杉本寺

杉本寺[天臺宗]
※現代の景観です。

昭和初期のガイド文

鶴岡八幡宮の東約1km、大蔵山の中腹にあり、大蔵の観音とも呼ばれ、奈良時代の天平年間(729~749年)行基菩薩の創建とされ、本堂に十一面観音像2体を安置しています。いずれも木造の立像で、そのうち大きな方は慈覚大師の作と伝わり、相好豊満で荘重優秀な作です。小さい方は恵心僧都の作と伝わり、両手に来迎の印を結んで上下に捌き、その姿体は極めて優美です。両者とも藤原時代の作で国宝に指定されています。吾妻鏡には頼朝、政子および実朝がたびたび参詣した記事があり、文治元年11月23日の条に「夜に入りて大倉の観音堂同録す。別当浄台坊煙火を見て悲歎し、焔の中に走り入りて本尊を出す、𫀃衣纔に焦げたりと雖も身体敢て恙なし」とあるものは、現在残っている十一面観音像のことでしょう。

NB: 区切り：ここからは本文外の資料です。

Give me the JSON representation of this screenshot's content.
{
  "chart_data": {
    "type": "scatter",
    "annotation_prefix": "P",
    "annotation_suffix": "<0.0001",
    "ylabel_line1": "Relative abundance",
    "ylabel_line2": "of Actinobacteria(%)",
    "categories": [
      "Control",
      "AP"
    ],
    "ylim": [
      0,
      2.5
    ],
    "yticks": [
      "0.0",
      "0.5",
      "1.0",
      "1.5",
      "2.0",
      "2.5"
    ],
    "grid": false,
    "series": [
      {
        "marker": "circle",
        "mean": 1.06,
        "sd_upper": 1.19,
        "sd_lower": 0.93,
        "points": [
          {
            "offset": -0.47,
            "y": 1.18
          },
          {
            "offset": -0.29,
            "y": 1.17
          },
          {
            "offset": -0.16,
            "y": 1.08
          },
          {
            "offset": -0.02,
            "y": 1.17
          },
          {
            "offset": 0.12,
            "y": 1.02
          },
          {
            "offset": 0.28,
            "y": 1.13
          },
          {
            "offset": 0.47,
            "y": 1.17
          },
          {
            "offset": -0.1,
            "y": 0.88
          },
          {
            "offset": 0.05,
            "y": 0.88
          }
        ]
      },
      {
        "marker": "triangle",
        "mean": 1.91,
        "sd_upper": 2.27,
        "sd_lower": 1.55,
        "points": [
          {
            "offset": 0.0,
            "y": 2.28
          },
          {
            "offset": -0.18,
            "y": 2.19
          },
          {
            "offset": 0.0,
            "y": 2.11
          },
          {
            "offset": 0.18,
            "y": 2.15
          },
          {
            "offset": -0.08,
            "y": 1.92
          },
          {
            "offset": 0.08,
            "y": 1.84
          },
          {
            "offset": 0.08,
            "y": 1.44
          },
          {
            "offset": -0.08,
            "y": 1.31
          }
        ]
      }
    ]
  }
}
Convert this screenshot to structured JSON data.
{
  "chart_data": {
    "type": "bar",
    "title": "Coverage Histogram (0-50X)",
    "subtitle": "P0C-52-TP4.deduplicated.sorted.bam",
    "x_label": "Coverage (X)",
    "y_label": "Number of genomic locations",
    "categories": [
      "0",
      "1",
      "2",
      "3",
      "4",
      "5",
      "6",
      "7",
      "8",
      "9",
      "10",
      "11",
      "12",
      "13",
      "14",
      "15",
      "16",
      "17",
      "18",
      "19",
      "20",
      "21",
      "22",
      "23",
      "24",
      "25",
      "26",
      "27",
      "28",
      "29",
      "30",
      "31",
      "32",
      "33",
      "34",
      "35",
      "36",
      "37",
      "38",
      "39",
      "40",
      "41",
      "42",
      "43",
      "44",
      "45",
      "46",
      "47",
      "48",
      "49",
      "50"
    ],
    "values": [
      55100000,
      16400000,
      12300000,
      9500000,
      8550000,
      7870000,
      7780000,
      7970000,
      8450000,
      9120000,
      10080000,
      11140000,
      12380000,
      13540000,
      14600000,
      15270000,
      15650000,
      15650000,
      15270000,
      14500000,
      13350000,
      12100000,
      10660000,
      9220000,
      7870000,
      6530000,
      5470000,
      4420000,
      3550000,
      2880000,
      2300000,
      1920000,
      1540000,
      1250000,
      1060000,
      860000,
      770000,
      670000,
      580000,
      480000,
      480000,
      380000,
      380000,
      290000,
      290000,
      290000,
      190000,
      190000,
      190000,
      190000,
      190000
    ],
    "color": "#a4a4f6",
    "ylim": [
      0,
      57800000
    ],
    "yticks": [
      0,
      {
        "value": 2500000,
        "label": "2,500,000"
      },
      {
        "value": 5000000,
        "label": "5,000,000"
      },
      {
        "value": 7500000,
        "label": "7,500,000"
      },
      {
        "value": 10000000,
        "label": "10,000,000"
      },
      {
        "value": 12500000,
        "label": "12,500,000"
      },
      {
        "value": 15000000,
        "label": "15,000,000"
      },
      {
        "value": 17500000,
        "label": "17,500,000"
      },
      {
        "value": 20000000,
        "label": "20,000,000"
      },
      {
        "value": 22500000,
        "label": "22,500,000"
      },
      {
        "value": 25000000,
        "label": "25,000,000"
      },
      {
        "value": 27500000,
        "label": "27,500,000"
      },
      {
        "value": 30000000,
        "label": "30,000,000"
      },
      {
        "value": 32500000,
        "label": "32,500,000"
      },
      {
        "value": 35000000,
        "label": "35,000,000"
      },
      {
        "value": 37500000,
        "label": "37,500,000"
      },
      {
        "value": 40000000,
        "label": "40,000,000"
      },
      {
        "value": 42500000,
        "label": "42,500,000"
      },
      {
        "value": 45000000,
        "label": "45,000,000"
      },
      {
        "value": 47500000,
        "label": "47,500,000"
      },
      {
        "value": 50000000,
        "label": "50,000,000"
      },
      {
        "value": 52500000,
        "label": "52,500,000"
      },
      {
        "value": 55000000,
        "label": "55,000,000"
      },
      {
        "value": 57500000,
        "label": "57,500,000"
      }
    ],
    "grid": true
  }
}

※底本:『日本案内記 関東篇(初版)』昭和5年(1930年)発行

令和に見に行くなら

名称
杉本寺
かな
すぎもとでら
種別
見所・観光
状態
現存し見学できる
住所
神奈川県鎌倉市二階堂903
参照
参考サイト(外部リンク)

日本案内記原文

鶴岡八幡宮の東約一粁、大藏山の中腹にあり、大藏の觀音とも稱し、天平年閒行基菩薩の創建と傳へ、本堂に十一面觀音像二體を安置して居る。何れも木造の立像で、その中大なるは慈覺大師の作と傳へ、相好豐滿莊重にして優秀な作である。小なるは惠心僧都の作と傳へ、兩手に來迎の印を結んで上下に捌き、その姿體極めて優美である。兩者とも藤原時代の作で國寶に指定されて居る。吾妻鏡には賴朝、政子及實朝の屢々參詣した記事があり、文治元年十一月廿三日の條には「夜に入りて大倉の觀音堂同錄す。別當淨臺坊煙火を見て悲歎し、焔の中に走り入りて本尊を出す、𫀃衣纔に焦げたりと雖も身體敢て恙なし」とあるは、卽ち今殘れる十一面觀音像のことであらう。